Il y a donc une condamnation radicale de ce mode de production dans ce fait que ce qu’il a pu apporter de positif dans le développement humain, à savoir le développement fantastique de la science et de ses applications qui a permis d’accroître formidablement la production de richesses par le moyen de machines de plus en plus efficaces, il l’a transformé en moyens de paupérisation massive, d’aliénation des individus, et de destruction de la planète. La diminution du travail contraint et répulsif que permettent les machines ne se traduit pas, pour ceux qui y sont obligés, par une vie plus libre, plus maîtrisée, plus enrichissante, mais par plus de misères, de crises et de guerres.

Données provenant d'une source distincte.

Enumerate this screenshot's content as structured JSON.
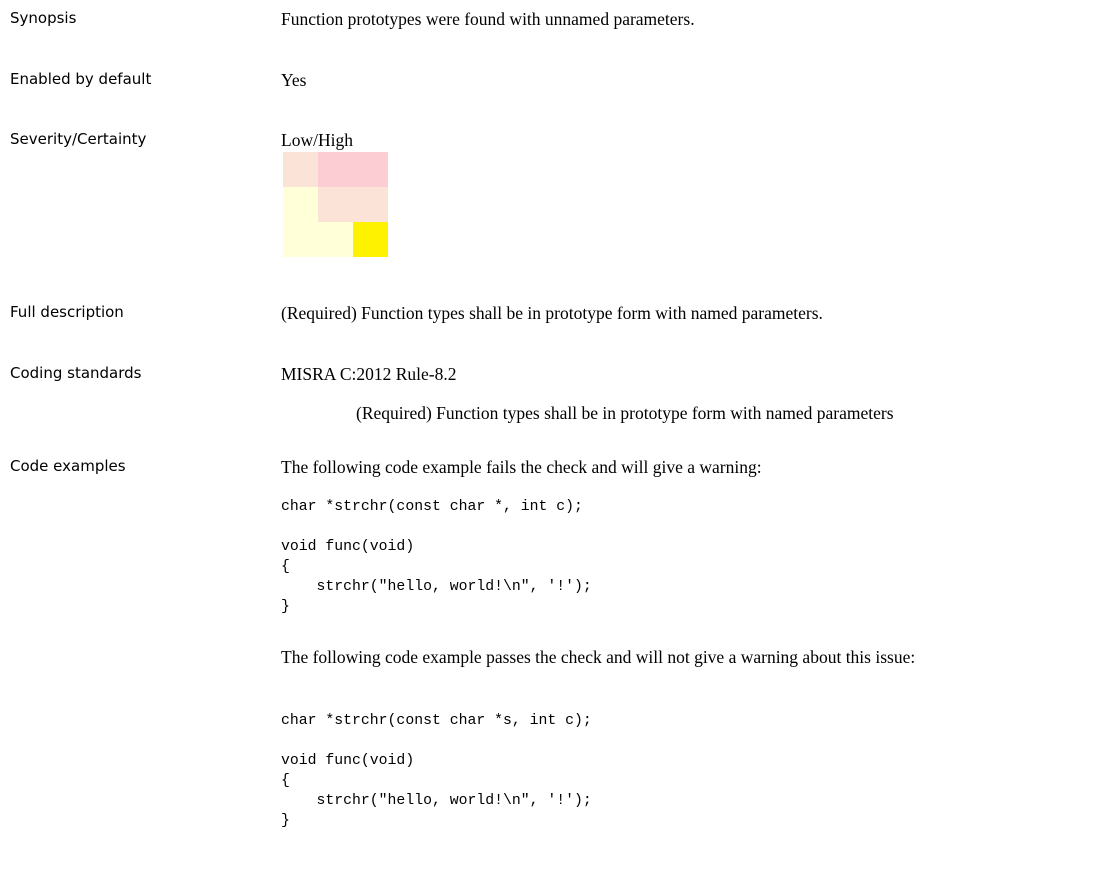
{
  "synopsis": {
    "label": "Synopsis",
    "value": "Function prototypes were found with unnamed parameters."
  },
  "enabled": {
    "label": "Enabled by default",
    "value": "Yes"
  },
  "severity": {
    "label": "Severity/Certainty",
    "value": "Low/High",
    "matrix_colors": [
      "#fbe3d8",
      "#fccdd2",
      "#fccdd2",
      "#ffffd8",
      "#fbe3d8",
      "#fbe3d8",
      "#ffffd8",
      "#ffffd8",
      "#fff200"
    ]
  },
  "full_description": {
    "label": "Full description",
    "value": "(Required) Function types shall be in prototype form with named parameters."
  },
  "coding_standards": {
    "label": "Coding standards",
    "value": "MISRA C:2012 Rule-8.2",
    "detail": "(Required) Function types shall be in prototype form with named parameters"
  },
  "code_examples": {
    "label": "Code examples",
    "fail_intro": "The following code example fails the check and will give a warning:",
    "fail_code": "char *strchr(const char *, int c);\n\nvoid func(void)\n{\n    strchr(\"hello, world!\\n\", '!');\n}",
    "pass_intro": "The following code example passes the check and will not give a warning about this issue:",
    "pass_code": "char *strchr(const char *s, int c);\n\nvoid func(void)\n{\n    strchr(\"hello, world!\\n\", '!');\n}"
  }
}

Cette diminution n’est pas un phénomène nouveau. Elle est constitutive du capital. Elle fait corps avec son existence même. Ses fonctionnaires n’y peuvent rien. Ils sont obligés d’agir ainsi. Mais elle a connu une accélération exponentielle depuis un peu plus d’un siècle. Marx la prévoyait déjà il y a quelques 150 ans: « Il n’y a pas le moindre doute que la tendance du capital à se rattraper (de la tendance à la baisse du taux de profit, n.d.a.) sur l’intensification systématique du travail… et à transformer chaque perfectionnement du système mécanique en un nouveau moyen d’exploitation, doit conduire à un point où une nouvelle diminution des heures de travail deviendra inévitable »115.
Si ce phénomène n’est certes pas nouveau, l’ampleur extraordinaire de la crise actuelle révèle combien il a atteint un niveau extrême et insurmontable sauf, bien entendu, à détruire dramatiquement et massivement hommes, richesses, nature et humanité. Cette situation, Marx et Engels l’ont imaginée quand ils écrivaient dans le Manifeste du Parti communiste que viendrait le moment où la bourgeoisie ne pourrait plus être nourrie par le prolétariat, ni donc celui-ci se nourrir, parce qu’elle ne pourrait plus le faire travailler suffisamment, et devrait donc « le laisser déchoir ».

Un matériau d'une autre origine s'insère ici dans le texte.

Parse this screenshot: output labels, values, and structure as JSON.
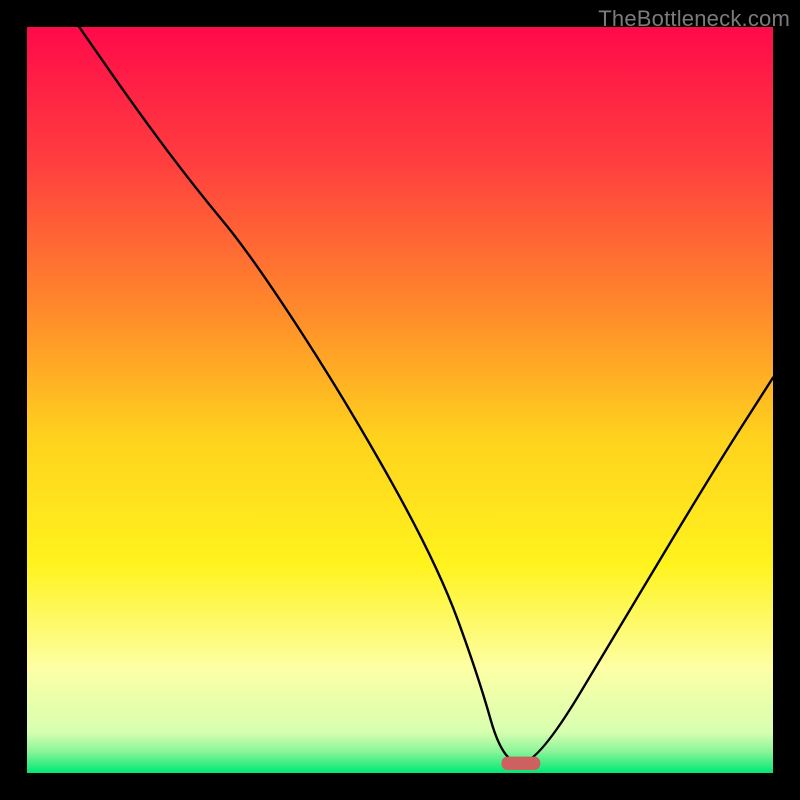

C’est à ce stade sénile qu’est parvenu le capitalisme définitivement mondialisé, avec une overdose de crédit et contraint de « laisser déchoir » les prolétaires par dizaines voire centaines de millions. Mais il ne mourra qu’exécuté par la lutte révolutionnaire visant à abolir le rapport d’appropriation ainsi que les classes sociales. Il nous faut maintenant comprendre, pour en finir avec l’analyse de la crise, ce que nous révèle cette sénilité du capital quant à la possibilité de le détruire en construisant une société d’individus sociaux libres, possesseurs des moyens de la vie que l’humanité a créés et qu’ils perfectionneront à leur tour.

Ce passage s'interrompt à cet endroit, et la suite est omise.